D'autres se sont plaints que la modération du contenu n'était pas équitable.
"Si vous êtes sur la plate-forme, vous verrez des suprématistes blancs s'en tirer en disant toutes sortes de choses et ne jamais être décrochés. Mais si vous êtes une femme noire, vous pourriez être décroché pour avoir utilisé l'anglais vernaculaire afro-américain", a déclaré Klassen. .
Ses recherches ont révélé qu'il n'est pas rare que des "vautours de la culture" comme BuzzFeed s'approprient les tweets de Black Twitter sans en donner le crédit. (Un phénomène similaire se produit sur TikTok, où la danse populaire de TikTok, Renegade, a été créée par un adolescent noir mais rendue célèbre par un influenceur blanc.)
"L'un des défis des plateformes comme Twitter, où il n'y a pas de sous-communautés (comme les groupes Facebook ou les sous-reddits), c'est que vous avez différentes communautés avec différentes normes sociales qui se heurtent les unes aux autres, souvent de manière toxique", a déclaré Fiesler.

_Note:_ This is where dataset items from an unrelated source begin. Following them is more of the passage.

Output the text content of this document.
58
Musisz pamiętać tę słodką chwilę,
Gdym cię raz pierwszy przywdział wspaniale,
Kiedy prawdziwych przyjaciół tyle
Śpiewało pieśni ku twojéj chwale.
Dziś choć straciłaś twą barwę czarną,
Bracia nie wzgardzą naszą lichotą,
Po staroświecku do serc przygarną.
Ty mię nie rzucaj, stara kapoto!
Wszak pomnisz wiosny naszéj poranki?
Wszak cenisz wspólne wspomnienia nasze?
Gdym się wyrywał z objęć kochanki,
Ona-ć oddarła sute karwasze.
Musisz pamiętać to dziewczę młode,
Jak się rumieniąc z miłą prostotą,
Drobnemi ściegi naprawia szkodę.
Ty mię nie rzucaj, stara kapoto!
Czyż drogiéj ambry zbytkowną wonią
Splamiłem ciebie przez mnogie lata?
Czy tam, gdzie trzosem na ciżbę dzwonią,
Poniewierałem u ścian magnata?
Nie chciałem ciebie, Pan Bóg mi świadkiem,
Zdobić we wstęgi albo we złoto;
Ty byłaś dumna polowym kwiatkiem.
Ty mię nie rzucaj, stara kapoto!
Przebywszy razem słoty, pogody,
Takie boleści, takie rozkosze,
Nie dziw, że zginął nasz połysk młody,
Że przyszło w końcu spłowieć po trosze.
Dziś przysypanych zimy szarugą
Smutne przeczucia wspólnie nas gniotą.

Twitter a récemment déployé une nouvelle fonctionnalité, Communautés, qui pourrait permettre aux utilisateurs noirs de Twitter de mieux gérer qui peut et ne peut pas voir leur contenu.
Klassen dit que c'est exactement le genre de réforme que demande son journal.

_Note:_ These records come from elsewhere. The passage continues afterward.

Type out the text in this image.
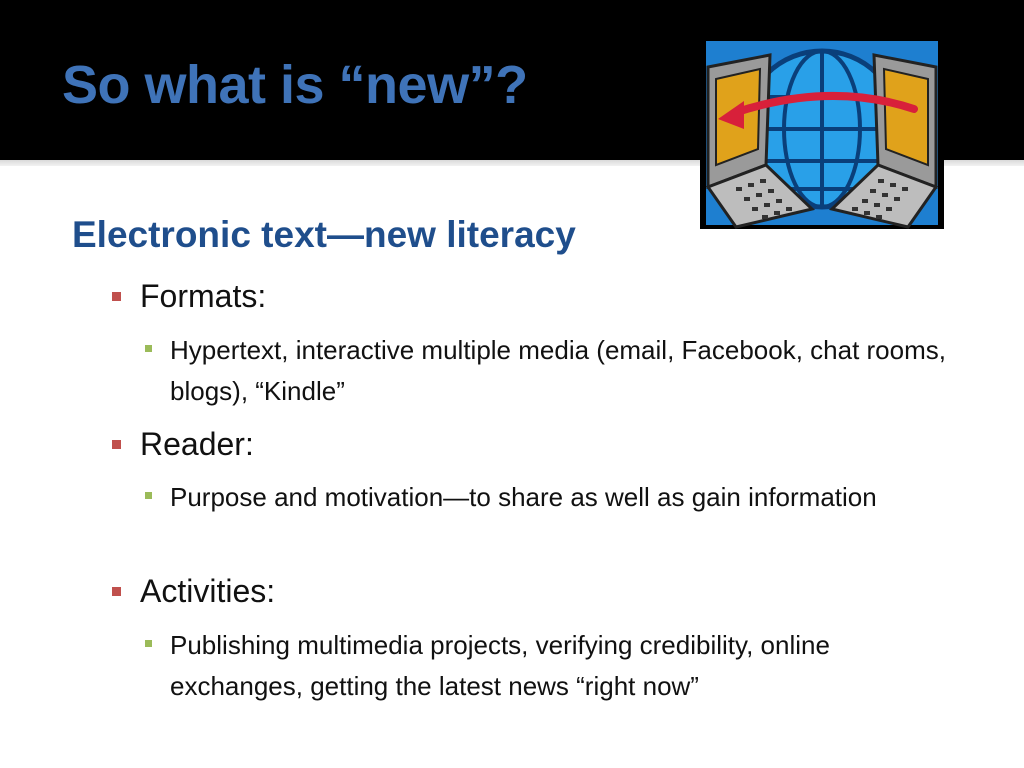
So what is “new”?
Electronic text—new literacy
Formats:
Hypertext, interactive multiple media (email, Facebook, chat rooms, blogs), “Kindle”
Reader:
Purpose and motivation—to share as well as gain information
Activities:
Publishing multimedia projects, verifying credibility, online exchanges, getting the latest news “right now”
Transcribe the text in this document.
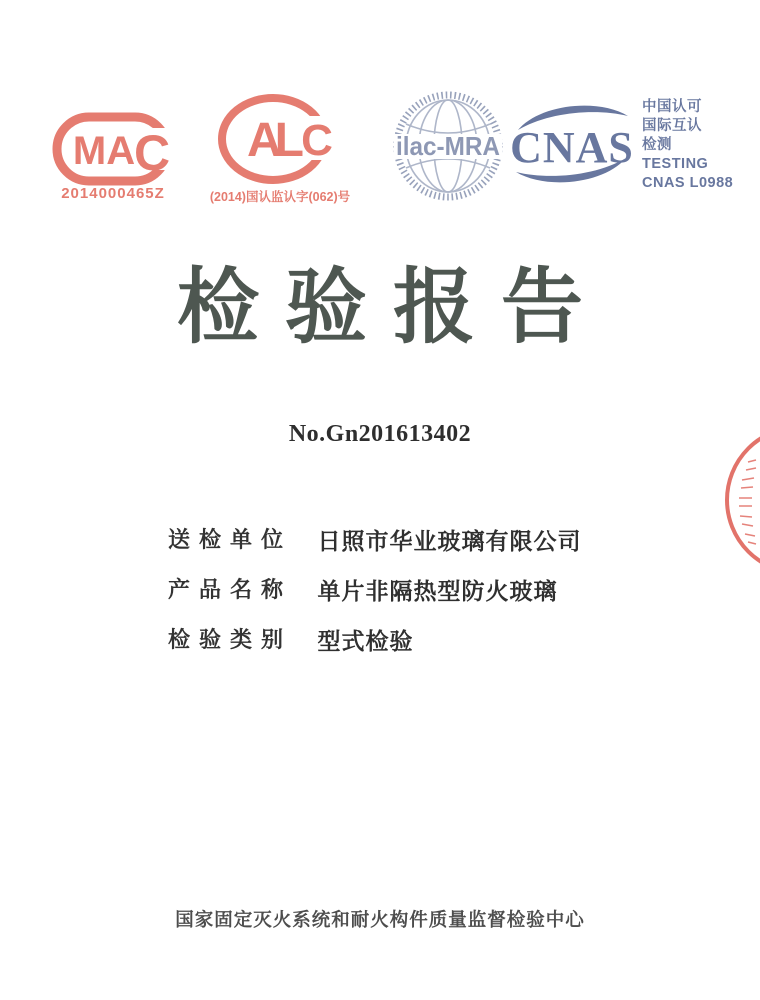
MA
C
2014000465Z
AL C
(2014)国认监认字(062)号
ilac-MRA CNAS
中国认可
国际互认
检测
TESTING
CNAS L0988
检验报告
No.Gn201613402
送检单位 日照市华业玻璃有限公司
产品名称 单片非隔热型防火玻璃
检验类别 型式检验
国家固定灭火系统和耐火构件质量监督检验中心
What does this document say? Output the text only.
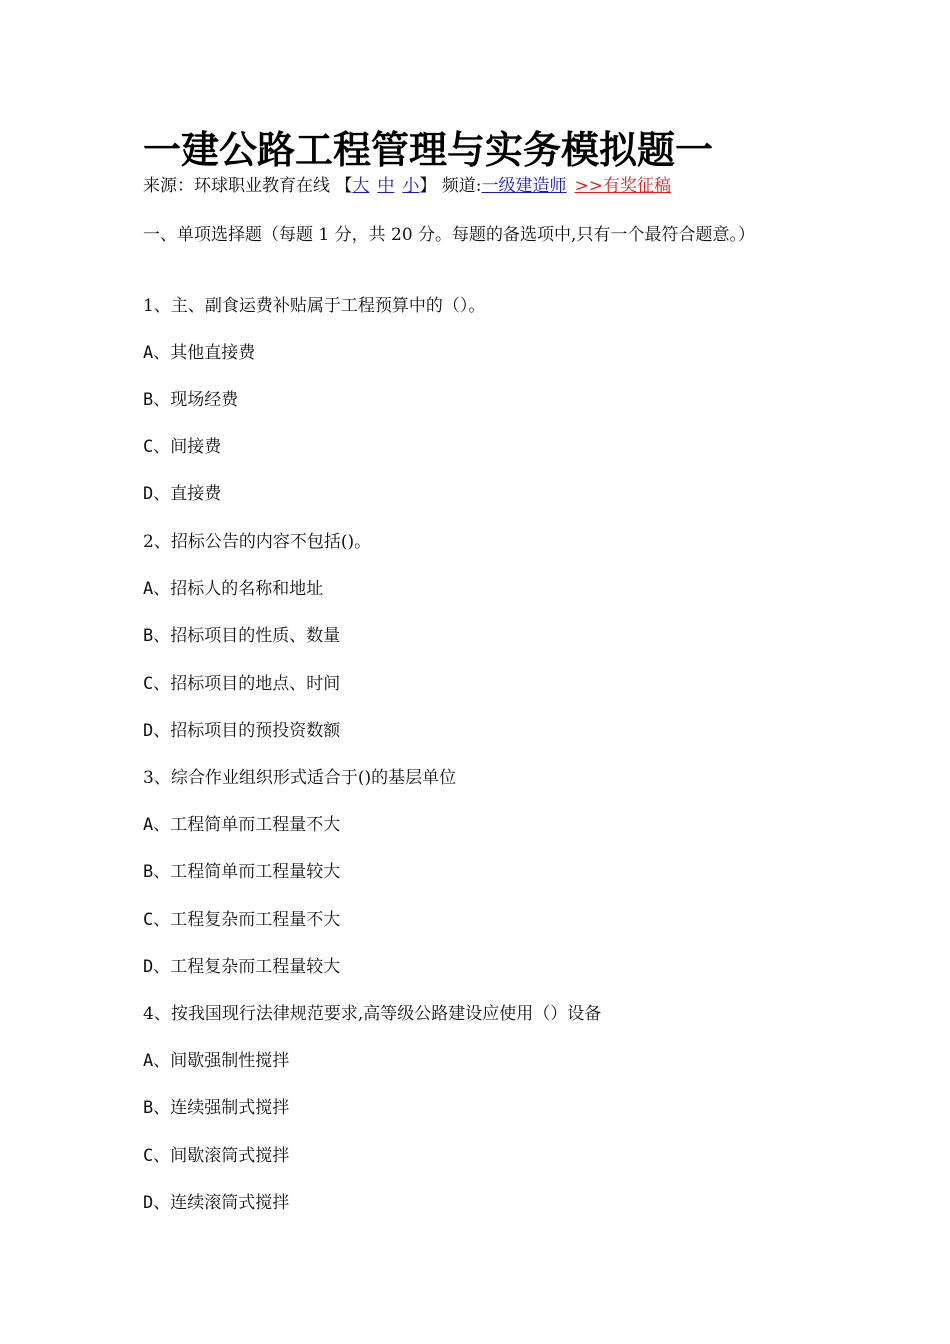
一建公路工程管理与实务模拟题一
来源：环球职业教育在线 【大 中 小】 频道:一级建造师 >>有奖征稿
一、单项选择题（每题 1 分，共 20 分。每题的备选项中,只有一个最符合题意。）
1、主、副食运费补贴属于工程预算中的（）。
A、其他直接费
B、现场经费
C、间接费
D、直接费
2、招标公告的内容不包括()。
A、招标人的名称和地址
B、招标项目的性质、数量
C、招标项目的地点、时间
D、招标项目的预投资数额
3、综合作业组织形式适合于()的基层单位
A、工程简单而工程量不大
B、工程简单而工程量较大
C、工程复杂而工程量不大
D、工程复杂而工程量较大
4、按我国现行法律规范要求,高等级公路建设应使用（）设备
A、间歇强制性搅拌
B、连续强制式搅拌
C、间歇滚筒式搅拌
D、连续滚筒式搅拌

Mais ce n'est qu'un début. En tant que personne qui a étudié les questions d'éthique et de justice sociale à l'école de théologie avant de venir ici, elle considère les communautés en ligne comme une ressource vitale pour les communautés sous-représentées, une ressource que les entreprises devraient s'efforcer de protéger avec la contribution de leurs utilisateurs.
"À quoi cela ressemblerait-il pour les Noirs de créer leurs propres espaces ou au moins de faire partie du processus de création?" elle demande. "L'avenir des communautés en ligne pour les Noirs et les autres personnes marginalisées pourrait résider dans leur imagination aujourd'hui."